Нащупывая в кармане ленточку и чувствуя запах девичьей кожи, Штамп снова подходил к дому номер 124.
«Устал я – до мозга костей. Говорят, продрог до мозга костей, а я вот – устал. Всю жизнь у меня от усталости кости ломило, а теперь она забралась внутрь. Вот я до мозга костей и устал. Должно быть, так чувствовала себя Бэби Сагз, – думал Штамп, – когда легла и все оставшиеся ей дни думала только о ярких красках». Когда Бэби сказала ему, чего хочет больше всего, он решил: ей просто стыдно, но еще стыдней – признаться в том, что ей стыдно. Ее авторитет среди прихожан, ее «танцы» на Поляне, ее страстные призывы (нет, это были не проповеди, как в настоящей церкви, – она всегда считала, что слишком невежественна для настоящих проповедей, она просто призывала людей к чему-то, и люди это слышали и слушались ее) – все это было осмеяно и отвергнуто из-за той крови, что пролилась у нее в доме. Господь задал ей неразрешимую задачу, и ей было слишком стыдно за Него, если можно так выразиться. Потому-то она и сказала Штампу, что легла в постель, чтобы думать о цветах радуги. Он пытался отговорить ее. Сэти в это время находилась в тюрьме с грудным младенцем – тем, которого Штампу удалось спасти в сарае. Сыновья Сэти крепко держались за руки во дворе и ни за что не желали разлучаться. Знакомые и незнакомые, люди заходили ненадолго, чтобы лишний разок послушать, как оно было, и вдруг Бэби объявила: хватит. Просто встала и ушла. Когда Сэти освободили, Бэби Сагз уже довела себя до полного изнеможения; ее черная кожа начала отливать синевой, а потом – и желтизной. Она высохла настолько, что стала похожа на восковую куколку.
Сперва Штамп время от времени видел ее – то во дворе, то на дороге, когда она несла передачку в тюрьму или башмаки в город. Потом все реже и реже. Он считал, что в постель ее заставил лечь стыд. Теперь же, через восемь лет после похорон Бэби, послуживших причиной ссоры, и через восемнадцать лет после того Несчастья, он свое мнение переменил. Просто Бэби тоже устала до мозга костей, и спасибо еще ее сердцу, которое так хорошо поддерживало в ней жизнь, что она продержалась еще целых восемь лет, чтобы наконец встретиться с тем цветом, который так страстно желала увидеть. Усталость атаковала Бэби Сагз так же бешено и внезапно, как и Штампа, однако у нее война с усталостью длилась долгие годы.

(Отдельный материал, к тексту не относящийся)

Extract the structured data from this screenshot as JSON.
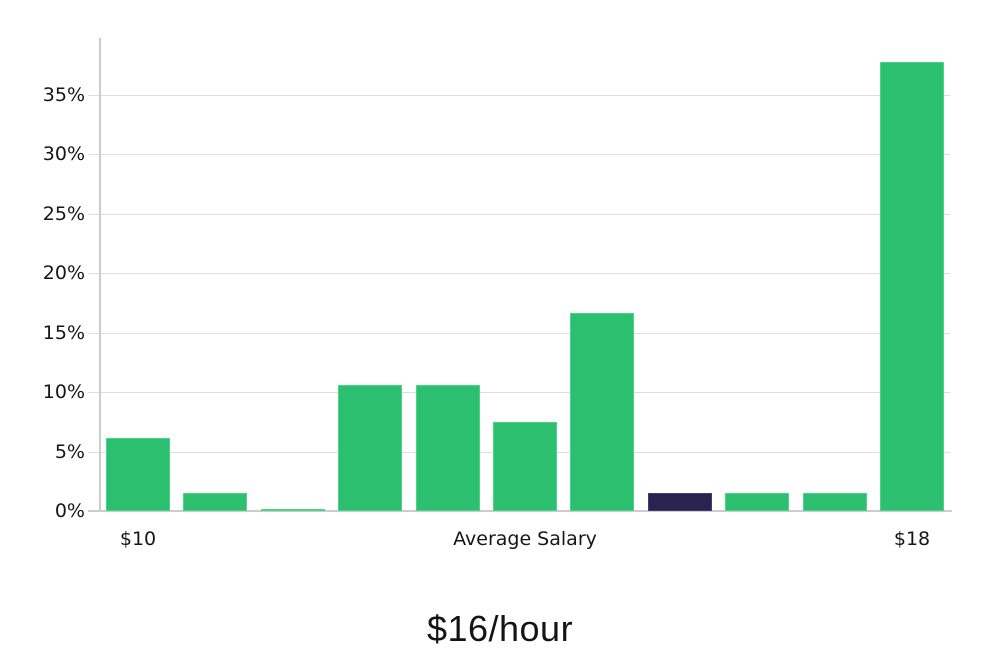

Прожить шестьдесят лет, потерять всех своих детей, жизни которых, как и ее жизнь, те люди сжевали и выплюнули, словно обглоданную рыбью кость; получить пять лет свободы – подарок ее последнего сына, выкупившего ее будущее за счет своего собственного, обменявшего ее годы жизни в рабстве на свои, чтобы хоть у нее-то будущее было независимо от того, будет ли оно у него, – и потерять этого сына; обрести дочь и внучат – и увидеть, как дочь убивает своих детей (или пытается это сделать); быть принятой в общину свободных негров, любить их и быть ими любимой, давать и принимать советы, спорить и самой быть оспоренной, кормить и принимать угощение других – и потом стать отверженной, стать изгоем – что ж, такое могло доконать кого угодно, даже Бэби Сагз, святую.
– Слушай-ка, девушка, – говорил он ей, – как же ты могла забыть о Слове Божьем? Оно дано тебе, и ты должна нести его людям, что бы там с тобой ни случилось!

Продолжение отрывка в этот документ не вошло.